Samantha, who had just been listening to her mother describe what an “awful, awful slob” she was as a teenager, nodded toward Julie and said, “You should give it to her.”

At one point at Ruby Foo’s, it occurred to me that the hostess had made an honest calculation when settling on her genre of olive branch. The gift of pretty drinks assumed a friendship. The cocktails said, “Enjoy your girls’ night out!”

And from a distance anyone might’ve figured mother and daughter for pals. Samantha refrained from the typical teenage indicators of mother-induced misery. No mortified slumping, no glassy stare, no snapping, no sighing, no episodic glaring, no thumbing out one cell-phone SOS after another. And Julie? When Samantha spoke, Julie listened until her daughter had completed her thought. Which I assumed happened only in dreams and completely unrealistic movies.

Seriously, was there no discord? They assured me that there was. Sometimes they fought “all day long.”

Over what?

Hmm. “Clean up your room?” “Don’t make me clean my room? I like my stuffed animals on the floor. I’m comfortable with my stuffed animals on the floor. Let me be me!”

I watched them closely. Humans are only so good at hiding jealousies and tensions, even for short periods of time. We all come with our little tells, and mothers and daughters are human control panels of buttons waiting to be pushed. There’s not a teenager alive who hasn’t considered her mom intolerable and embarrassing, or pretended not to know her in public, but based on what I was seeing, it was possible to achieve the opposite.

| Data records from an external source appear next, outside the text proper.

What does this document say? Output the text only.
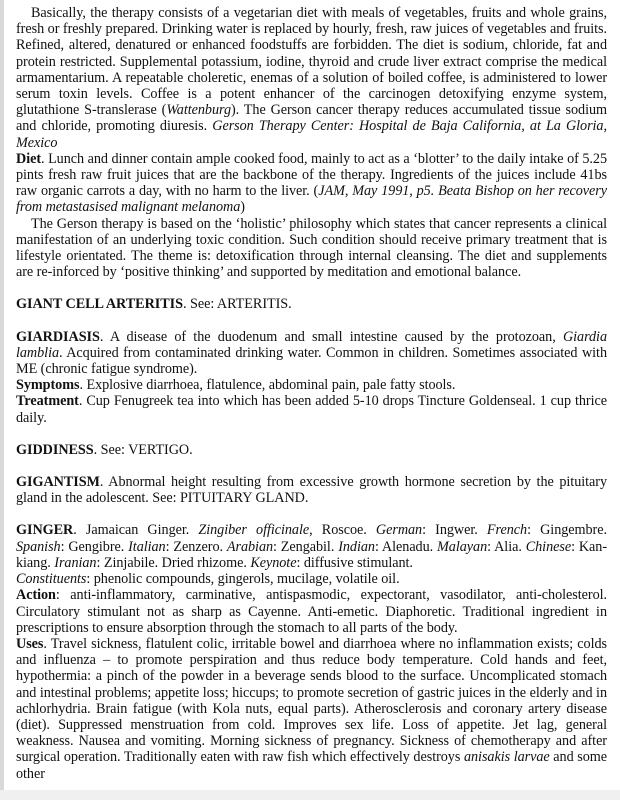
Basically, the therapy consists of a vegetarian diet with meals of vegetables, fruits and whole grains, fresh or freshly prepared. Drinking water is replaced by hourly, fresh, raw juices of vegetables and fruits. Refined, altered, denatured or enhanced foodstuffs are forbidden. The diet is sodium, chloride, fat and protein restricted. Supplemental potassium, iodine, thyroid and crude liver extract comprise the medical armamentarium. A repeatable choleretic, enemas of a solution of boiled coffee, is administered to lower serum toxin levels. Coffee is a potent enhancer of the carcinogen detoxifying enzyme system, glutathione S-translerase (Wattenburg). The Gerson cancer therapy reduces accumulated tissue sodium and chloride, promoting diuresis. Gerson Therapy Center: Hospital de Baja California, at La Gloria, Mexico

Diet. Lunch and dinner contain ample cooked food, mainly to act as a ‘blotter’ to the daily intake of 5.25 pints fresh raw fruit juices that are the backbone of the therapy. Ingredients of the juices include 41bs raw organic carrots a day, with no harm to the liver. (JAM, May 1991, p5. Beata Bishop on her recovery from metastasised malignant melanoma)

The Gerson therapy is based on the ‘holistic’ philosophy which states that cancer represents a clinical manifestation of an underlying toxic condition. Such condition should receive primary treatment that is lifestyle orientated. The theme is: detoxification through internal cleansing. The diet and supplements are re-inforced by ‘positive thinking’ and supported by meditation and emotional balance.

GIANT CELL ARTERITIS. See: ARTERITIS.

GIARDIASIS. A disease of the duodenum and small intestine caused by the protozoan, Giardia lamblia. Acquired from contaminated drinking water. Common in children. Sometimes associated with ME (chronic fatigue syndrome).

Symptoms. Explosive diarrhoea, flatulence, abdominal pain, pale fatty stools.

Treatment. Cup Fenugreek tea into which has been added 5-10 drops Tincture Goldenseal. 1 cup thrice daily.

GIDDINESS. See: VERTIGO.

GIGANTISM. Abnormal height resulting from excessive growth hormone secretion by the pituitary gland in the adolescent. See: PITUITARY GLAND.

GINGER. Jamaican Ginger. Zingiber officinale, Roscoe. German: Ingwer. French: Gingembre. Spanish: Gengibre. Italian: Zenzero. Arabian: Zengabil. Indian: Alenadu. Malayan: Alia. Chinese: Kan-kiang. Iranian: Zinjabile. Dried rhizome. Keynote: diffusive stimulant.

Constituents: phenolic compounds, gingerols, mucilage, volatile oil.

Action: anti-inflammatory, carminative, antispasmodic, expectorant, vasodilator, anti-cholesterol. Circulatory stimulant not as sharp as Cayenne. Anti-emetic. Diaphoretic. Traditional ingredient in prescriptions to ensure absorption through the stomach to all parts of the body.

Uses. Travel sickness, flatulent colic, irritable bowel and diarrhoea where no inflammation exists; colds and influenza – to promote perspiration and thus reduce body temperature. Cold hands and feet, hypothermia: a pinch of the powder in a beverage sends blood to the surface. Uncomplicated stomach and intestinal problems; appetite loss; hiccups; to promote secretion of gastric juices in the elderly and in achlorhydria. Brain fatigue (with Kola nuts, equal parts). Atherosclerosis and coronary artery disease (diet). Suppressed menstruation from cold. Improves sex life. Loss of appetite. Jet lag, general weakness. Nausea and vomiting. Morning sickness of pregnancy. Sickness of chemotherapy and after surgical operation. Traditionally eaten with raw fish which effectively destroys anisakis larvae and some other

Watching Julie and Samantha felt a little like seeing a fantasy come to life. My mom hasn’t let me finish a sentence since 1975. We have never shared clothes. We do not text. She often e-mails me, hilariously, in all-caps, because it’s easier than finding the uncap key. Neither she nor I have ever uttered the word sex in the other’s presence. In fact, I’m positive my mom has never spoken the word at all. I now understand all of that; her parenting approach was a generational mandate. But sometimes, as a pre-­Gilmore Girls teenager, I had this idea that mothers and daughters should walk arm-in-arm down leafy autumn roads wearing artfully knotted scarves, exchange gentle information on mean-girl management and boyfriends, and race home through the dappled sunlight to make cocoa. Once, in college, I tried to achieve this scenario with an aunt. It just felt weird.

Now mother-daughter BFFdom is a thing, having morphed its way onto the radar of sociologists, psychologists, ­authors, designers, marketers, and reality-show creators. The willingness to ­exploit one’s pubescent daughter for adult dating and fashion advice must be a Real ­Housewives casting prerequisite, and there’s no telling what the upcoming VH1 reality show Mama Drama will bring as it focuses on the turbo version of bestie mothers: “the partying parent who shares drinks, wardrobe, and social life with her daughter, and occasionally needs to be reminded that she’s the parent.”

Now that the phenomenon is here, it’s a little like watching the genie leave the bottle. You hope you’ve made the right wish.